New York Times

Wednesday, May 13, 2009

The Pope in the Mideast’s Minefields

By The Editors

Pope Benedict XVI’s tour of the Middle East this week was expected to cross several political minefields, and so it has. After his visit on Monday to the Yad Vashem Holocaust memorial, some Israelis complained that the German-born pope spoke only in generalities about the Holocaust and did not mention Nazi Germany. Does that criticism have some validity, or is it unfair?

Give Him a Fair Hearing

Colleen Campbell

Colleen Carroll Campbell is an Ethics and Public Policy Center fellow, author of “The New Faithful: Why Young Adults Are Embracing Christian Orthodoxy” and host of “Faith & Culture,” a TV and radio show that airs on EWTN.

Papal watchers have long predicted that Pope Benedict XVI’s visit to the Holy Land would be a public relations minefield. A figure as important as the pope, in a region as volatile and divided as the Middle East, is bound to provoke controversy no matter how lightly he treads and how peaceable his message.

Sure enough, just a few days into his pilgrimage, Benedict already has endured an onslaught of harsh, hair-trigger criticism. Some Muslims are angry that his first stop in Israel was at the presidential palace. Some Christians say he has devoted too much time to interreligious outreach rather than to his own flock.

The most vocal criticism thus far has come from some Jews who blasted Benedict’s visit to the Yad Vashem Holocaust memorial as an insulting flop. Among their complaints: Benedict decried the death of “millions” of Jewish Holocaust victims rather citing the more exact estimate of six million Jews; he offered no personal reminiscences of his youth during World War II, including his brief (and unwilling) conscription in the Hitler Youth; and he failed to apologize for the Holocaust.

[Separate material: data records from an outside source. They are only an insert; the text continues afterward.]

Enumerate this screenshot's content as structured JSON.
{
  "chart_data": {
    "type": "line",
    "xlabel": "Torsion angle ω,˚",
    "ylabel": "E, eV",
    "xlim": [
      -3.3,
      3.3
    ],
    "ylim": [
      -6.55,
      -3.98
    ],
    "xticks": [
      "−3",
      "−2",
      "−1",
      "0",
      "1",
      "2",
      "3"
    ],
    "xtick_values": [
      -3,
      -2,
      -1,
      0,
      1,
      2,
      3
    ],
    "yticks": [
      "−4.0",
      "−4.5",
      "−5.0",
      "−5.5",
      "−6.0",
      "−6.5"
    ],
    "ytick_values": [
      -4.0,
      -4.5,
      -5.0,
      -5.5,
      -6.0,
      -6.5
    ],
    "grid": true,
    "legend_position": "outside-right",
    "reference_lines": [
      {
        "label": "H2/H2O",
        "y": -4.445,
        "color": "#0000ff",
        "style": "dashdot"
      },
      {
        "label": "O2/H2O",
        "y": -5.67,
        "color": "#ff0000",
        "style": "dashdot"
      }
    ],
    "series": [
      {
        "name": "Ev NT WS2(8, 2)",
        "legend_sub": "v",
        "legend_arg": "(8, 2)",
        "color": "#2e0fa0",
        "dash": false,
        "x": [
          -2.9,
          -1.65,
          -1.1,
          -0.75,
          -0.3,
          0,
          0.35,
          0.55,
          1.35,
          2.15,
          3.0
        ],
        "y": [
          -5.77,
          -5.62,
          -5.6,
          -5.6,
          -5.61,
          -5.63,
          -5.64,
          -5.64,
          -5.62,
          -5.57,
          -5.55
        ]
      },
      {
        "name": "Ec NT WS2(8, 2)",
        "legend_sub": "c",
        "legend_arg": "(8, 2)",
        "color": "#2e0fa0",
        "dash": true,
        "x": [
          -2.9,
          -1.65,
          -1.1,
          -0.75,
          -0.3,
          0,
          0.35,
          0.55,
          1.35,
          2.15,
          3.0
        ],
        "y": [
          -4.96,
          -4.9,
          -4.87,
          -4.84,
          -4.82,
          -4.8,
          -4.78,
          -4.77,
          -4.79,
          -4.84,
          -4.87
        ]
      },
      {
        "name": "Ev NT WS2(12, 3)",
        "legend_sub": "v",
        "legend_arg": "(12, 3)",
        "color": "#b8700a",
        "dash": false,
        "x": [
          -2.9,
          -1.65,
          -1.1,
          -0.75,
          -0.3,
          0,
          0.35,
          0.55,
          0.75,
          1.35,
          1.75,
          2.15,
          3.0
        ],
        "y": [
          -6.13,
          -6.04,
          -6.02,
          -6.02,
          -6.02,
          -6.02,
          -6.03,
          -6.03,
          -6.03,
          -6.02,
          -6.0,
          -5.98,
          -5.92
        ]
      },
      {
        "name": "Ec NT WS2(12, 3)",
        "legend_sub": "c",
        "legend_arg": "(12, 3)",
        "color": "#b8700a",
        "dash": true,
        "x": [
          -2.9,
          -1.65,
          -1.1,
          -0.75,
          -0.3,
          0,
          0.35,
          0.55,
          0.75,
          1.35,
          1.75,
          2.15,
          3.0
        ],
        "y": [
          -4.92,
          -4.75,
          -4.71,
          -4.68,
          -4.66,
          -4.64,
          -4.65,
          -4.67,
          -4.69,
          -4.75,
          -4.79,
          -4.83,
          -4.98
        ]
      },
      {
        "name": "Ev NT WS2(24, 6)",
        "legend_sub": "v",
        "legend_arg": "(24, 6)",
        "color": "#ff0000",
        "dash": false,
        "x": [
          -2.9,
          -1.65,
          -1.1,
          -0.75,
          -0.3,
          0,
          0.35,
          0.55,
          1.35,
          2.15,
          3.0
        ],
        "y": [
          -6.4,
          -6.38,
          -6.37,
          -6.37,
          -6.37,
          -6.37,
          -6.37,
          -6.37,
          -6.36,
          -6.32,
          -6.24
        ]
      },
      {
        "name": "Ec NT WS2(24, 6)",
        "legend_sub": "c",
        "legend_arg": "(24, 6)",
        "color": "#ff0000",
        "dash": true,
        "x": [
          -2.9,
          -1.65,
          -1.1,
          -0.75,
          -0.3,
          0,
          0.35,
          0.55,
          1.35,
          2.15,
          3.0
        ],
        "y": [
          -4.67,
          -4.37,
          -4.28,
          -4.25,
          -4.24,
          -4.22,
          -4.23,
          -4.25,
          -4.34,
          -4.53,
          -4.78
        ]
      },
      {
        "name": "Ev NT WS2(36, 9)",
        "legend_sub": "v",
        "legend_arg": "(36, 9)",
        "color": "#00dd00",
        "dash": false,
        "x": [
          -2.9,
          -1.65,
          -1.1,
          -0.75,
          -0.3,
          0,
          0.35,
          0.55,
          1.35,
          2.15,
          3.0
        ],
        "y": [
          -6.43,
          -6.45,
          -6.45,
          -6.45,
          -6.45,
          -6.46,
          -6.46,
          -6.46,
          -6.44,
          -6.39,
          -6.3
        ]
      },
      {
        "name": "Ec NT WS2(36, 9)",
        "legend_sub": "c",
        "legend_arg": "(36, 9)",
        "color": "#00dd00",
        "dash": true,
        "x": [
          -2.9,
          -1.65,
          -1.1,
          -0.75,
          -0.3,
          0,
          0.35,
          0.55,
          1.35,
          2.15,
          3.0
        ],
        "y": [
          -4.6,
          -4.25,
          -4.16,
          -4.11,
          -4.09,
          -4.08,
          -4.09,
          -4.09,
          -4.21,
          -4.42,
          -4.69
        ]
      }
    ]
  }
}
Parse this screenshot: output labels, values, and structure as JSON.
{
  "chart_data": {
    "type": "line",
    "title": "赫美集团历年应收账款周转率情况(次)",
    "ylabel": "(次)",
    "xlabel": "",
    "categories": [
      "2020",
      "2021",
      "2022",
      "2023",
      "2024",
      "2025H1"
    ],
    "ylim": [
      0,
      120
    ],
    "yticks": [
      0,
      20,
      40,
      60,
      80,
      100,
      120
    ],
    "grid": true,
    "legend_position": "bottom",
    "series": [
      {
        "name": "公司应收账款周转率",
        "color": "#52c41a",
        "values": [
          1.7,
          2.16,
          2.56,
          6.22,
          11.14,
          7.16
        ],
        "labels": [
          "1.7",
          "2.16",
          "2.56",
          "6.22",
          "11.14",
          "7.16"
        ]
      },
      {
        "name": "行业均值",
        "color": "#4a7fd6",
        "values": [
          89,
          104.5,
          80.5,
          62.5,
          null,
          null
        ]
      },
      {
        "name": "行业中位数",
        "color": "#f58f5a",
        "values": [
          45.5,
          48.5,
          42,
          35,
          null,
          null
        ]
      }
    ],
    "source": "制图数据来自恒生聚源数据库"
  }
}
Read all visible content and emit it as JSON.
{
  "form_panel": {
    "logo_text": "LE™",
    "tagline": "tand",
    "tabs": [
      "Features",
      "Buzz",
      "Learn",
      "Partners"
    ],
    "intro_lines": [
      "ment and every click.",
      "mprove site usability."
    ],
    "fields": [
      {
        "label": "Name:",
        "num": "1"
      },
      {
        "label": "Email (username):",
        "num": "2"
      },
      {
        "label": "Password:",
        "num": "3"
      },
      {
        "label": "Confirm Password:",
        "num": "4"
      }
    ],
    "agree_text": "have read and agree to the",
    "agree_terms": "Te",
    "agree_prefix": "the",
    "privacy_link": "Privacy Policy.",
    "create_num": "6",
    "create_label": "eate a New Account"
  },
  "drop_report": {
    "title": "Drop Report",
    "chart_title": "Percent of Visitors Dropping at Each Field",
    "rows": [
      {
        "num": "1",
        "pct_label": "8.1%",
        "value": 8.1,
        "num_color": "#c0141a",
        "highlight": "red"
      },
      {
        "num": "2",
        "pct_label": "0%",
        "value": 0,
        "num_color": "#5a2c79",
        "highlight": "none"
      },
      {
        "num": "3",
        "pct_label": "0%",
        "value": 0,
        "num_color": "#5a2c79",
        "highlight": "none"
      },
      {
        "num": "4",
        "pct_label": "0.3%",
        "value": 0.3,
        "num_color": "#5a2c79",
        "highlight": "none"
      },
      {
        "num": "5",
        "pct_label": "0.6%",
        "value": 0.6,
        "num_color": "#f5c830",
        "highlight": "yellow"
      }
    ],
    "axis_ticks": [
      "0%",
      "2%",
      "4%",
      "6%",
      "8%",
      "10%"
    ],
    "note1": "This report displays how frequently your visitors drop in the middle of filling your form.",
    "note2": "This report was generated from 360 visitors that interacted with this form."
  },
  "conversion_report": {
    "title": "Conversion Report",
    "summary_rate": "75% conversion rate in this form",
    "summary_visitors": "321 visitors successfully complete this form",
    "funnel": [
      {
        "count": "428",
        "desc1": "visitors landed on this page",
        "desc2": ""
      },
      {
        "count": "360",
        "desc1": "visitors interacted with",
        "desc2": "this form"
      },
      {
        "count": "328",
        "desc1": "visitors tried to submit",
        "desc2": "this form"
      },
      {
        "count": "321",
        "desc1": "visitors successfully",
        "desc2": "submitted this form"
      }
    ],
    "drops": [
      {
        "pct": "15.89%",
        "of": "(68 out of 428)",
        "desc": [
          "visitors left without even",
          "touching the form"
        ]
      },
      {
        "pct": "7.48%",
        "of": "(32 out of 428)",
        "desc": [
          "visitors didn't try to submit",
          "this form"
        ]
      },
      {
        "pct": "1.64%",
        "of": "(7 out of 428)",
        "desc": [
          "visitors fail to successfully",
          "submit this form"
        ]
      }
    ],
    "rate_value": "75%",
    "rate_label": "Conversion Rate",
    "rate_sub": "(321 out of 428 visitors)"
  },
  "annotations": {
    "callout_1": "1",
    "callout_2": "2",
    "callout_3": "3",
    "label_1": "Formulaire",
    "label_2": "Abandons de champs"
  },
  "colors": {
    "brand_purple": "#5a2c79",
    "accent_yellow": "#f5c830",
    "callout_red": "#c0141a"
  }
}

The criticism is unfair. For starters, Benedict already cited the six million figure earlier that same day at the airport in Tel Aviv, where he denounced anti-Semitism as “totally unacceptable” and said “every effort must be made to combat anti-Semitism.” Regarding his German roots, Benedict discussed them during earlier visits to Auschwitz and Cologne, and the historical record is clear that he and his family were firm opponents of the Nazis. As for taking the rap for the Holocaust, Benedict has expressed regret for anti-Semitism among Christians, but he has rightly distinguished Christianity from the “insane racist ideology, born of neo-paganism” that gave rise to Hitler’s plan to exterminate the Jewish people.

What has received precious little press attention is what Benedict did say at Yad Vashem: that the suffering of Jewish Holocaust victims must “never be denied, belittled or forgotten” and that the Catholic Church “feels deep compassion” for Holocaust victims and is committed to “praying and working tirelessly to ensure that hatred will never reign in the hearts of men again.” Benedict reiterated that pledge the next day in his remarks to Jerusalem’s chief rabbis, when he pointedly reaffirmed the Catholic Church’s commitment to “the path chosen at the Second Vatican Council for a genuine and lasting reconciliation between Christians and Jews.”

Those are the words of a man who seeks reconciliation. In a region torn apart by violence and division, such a peaceable message deserves applause, not denunciation.